Si terrible soit ce récit, le cas d’Olexandre n’est pas unique. Les équipes de recherche d’Amnistie internationale ont recueilli des informations sur d’autres cas dans lesquels des mines antipersonnel ont été placées par les forces russes dans des zones résidentielles des oblasts de Kherson et de Kharkiv.
« Les personnes œuvrant à déminer l’Ukraine pour libérer le pays de cette menace mènent un travail méticuleux et dangereux chaque jour. Si l’ampleur du problème est indéniablement énorme, le plus grand obstacle au déminage de l’Ukraine reste l’agression russe qui se poursuit », a déclaré Patrick Thompson.

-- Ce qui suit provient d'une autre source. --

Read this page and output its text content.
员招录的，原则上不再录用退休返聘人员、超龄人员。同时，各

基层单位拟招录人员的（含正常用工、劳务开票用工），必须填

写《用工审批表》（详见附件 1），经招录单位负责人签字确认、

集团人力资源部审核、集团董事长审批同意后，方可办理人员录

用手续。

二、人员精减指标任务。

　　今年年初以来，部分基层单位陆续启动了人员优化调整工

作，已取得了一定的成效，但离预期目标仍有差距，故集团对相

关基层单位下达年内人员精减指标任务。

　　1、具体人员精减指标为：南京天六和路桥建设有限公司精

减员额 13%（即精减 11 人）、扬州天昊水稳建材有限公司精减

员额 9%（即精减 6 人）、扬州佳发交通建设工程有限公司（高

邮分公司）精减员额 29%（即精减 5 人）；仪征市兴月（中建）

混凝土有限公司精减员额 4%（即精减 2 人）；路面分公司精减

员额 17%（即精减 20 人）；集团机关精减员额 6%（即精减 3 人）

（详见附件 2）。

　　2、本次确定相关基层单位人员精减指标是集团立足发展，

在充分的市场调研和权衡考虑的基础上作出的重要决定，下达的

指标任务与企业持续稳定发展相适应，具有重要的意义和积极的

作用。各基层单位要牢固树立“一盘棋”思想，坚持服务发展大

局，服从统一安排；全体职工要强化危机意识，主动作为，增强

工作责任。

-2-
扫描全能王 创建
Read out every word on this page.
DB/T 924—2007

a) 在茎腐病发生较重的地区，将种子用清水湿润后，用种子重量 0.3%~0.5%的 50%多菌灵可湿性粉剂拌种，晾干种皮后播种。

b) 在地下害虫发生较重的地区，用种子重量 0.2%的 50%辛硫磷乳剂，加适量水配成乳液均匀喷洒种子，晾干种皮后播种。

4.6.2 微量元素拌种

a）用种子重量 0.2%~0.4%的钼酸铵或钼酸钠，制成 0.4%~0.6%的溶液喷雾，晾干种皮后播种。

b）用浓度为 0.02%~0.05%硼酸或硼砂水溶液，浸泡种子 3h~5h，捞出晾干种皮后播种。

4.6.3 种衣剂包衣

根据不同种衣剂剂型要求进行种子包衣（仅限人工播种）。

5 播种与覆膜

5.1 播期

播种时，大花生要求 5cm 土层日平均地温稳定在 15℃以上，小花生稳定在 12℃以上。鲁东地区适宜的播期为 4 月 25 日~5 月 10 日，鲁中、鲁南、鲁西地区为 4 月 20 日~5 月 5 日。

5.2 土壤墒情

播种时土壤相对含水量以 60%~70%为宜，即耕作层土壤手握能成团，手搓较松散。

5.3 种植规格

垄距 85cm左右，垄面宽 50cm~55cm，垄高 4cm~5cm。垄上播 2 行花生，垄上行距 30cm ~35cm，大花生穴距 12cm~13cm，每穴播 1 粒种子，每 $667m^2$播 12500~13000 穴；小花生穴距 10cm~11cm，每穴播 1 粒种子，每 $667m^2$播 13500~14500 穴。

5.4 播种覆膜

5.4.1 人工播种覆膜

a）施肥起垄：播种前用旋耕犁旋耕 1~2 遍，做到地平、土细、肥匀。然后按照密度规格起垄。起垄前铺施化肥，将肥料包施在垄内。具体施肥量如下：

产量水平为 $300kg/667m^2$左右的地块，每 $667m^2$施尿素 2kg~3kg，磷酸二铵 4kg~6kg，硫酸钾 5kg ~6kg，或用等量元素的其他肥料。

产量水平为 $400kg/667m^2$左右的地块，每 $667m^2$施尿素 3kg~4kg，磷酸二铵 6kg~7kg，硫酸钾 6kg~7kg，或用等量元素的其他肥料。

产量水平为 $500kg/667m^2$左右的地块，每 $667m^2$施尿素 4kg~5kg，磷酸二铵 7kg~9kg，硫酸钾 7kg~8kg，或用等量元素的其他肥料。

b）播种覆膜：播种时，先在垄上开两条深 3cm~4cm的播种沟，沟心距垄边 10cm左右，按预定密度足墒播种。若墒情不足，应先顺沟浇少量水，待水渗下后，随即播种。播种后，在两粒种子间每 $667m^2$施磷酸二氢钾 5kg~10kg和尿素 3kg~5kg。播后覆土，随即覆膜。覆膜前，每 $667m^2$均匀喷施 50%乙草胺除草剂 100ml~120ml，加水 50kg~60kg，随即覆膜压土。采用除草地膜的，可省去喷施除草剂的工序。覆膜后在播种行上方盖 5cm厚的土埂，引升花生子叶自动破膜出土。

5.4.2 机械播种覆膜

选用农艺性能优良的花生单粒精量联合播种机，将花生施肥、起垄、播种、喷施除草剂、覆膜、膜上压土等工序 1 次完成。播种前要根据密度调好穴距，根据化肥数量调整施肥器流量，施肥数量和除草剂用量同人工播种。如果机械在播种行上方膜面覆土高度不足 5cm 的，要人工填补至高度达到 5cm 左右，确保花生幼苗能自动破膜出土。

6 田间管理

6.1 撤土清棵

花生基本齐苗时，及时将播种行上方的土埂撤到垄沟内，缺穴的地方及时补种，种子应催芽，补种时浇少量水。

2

« La communauté internationale doit s’engager à fournir une assistance financière et technique afin d’aider l’Ukraine à mettre fin à ce danger qui continue de détruire des vies et des moyens de subsistance. »
L’Ukraine s’est elle-même engagée à enquêter sur l’utilisation de mines antipersonnel par ses propres forces.
Les mines antipersonnel déployées aujourd’hui auront des conséquences pour la vie des civil·e·s pendant de nombreuses années.
« Les pays doivent interdire l’utilisation, la production, le stockage et le transfert des mines antipersonnel partout dans le monde. L’utilisation de ces armes non discriminantes doit cesser », a déclaré Patrick Thompson.
Complément d’information
Amnistie internationale a écrit au gouvernement ukrainien le 12 juin 2024 pour leur demander l’état d’avancement de l’enquête sur l’utilisation de mines antipersonnel par les forces armées ukrainiennes. Au moment d’écrire ce texte aucune réponse n’avait été reçue.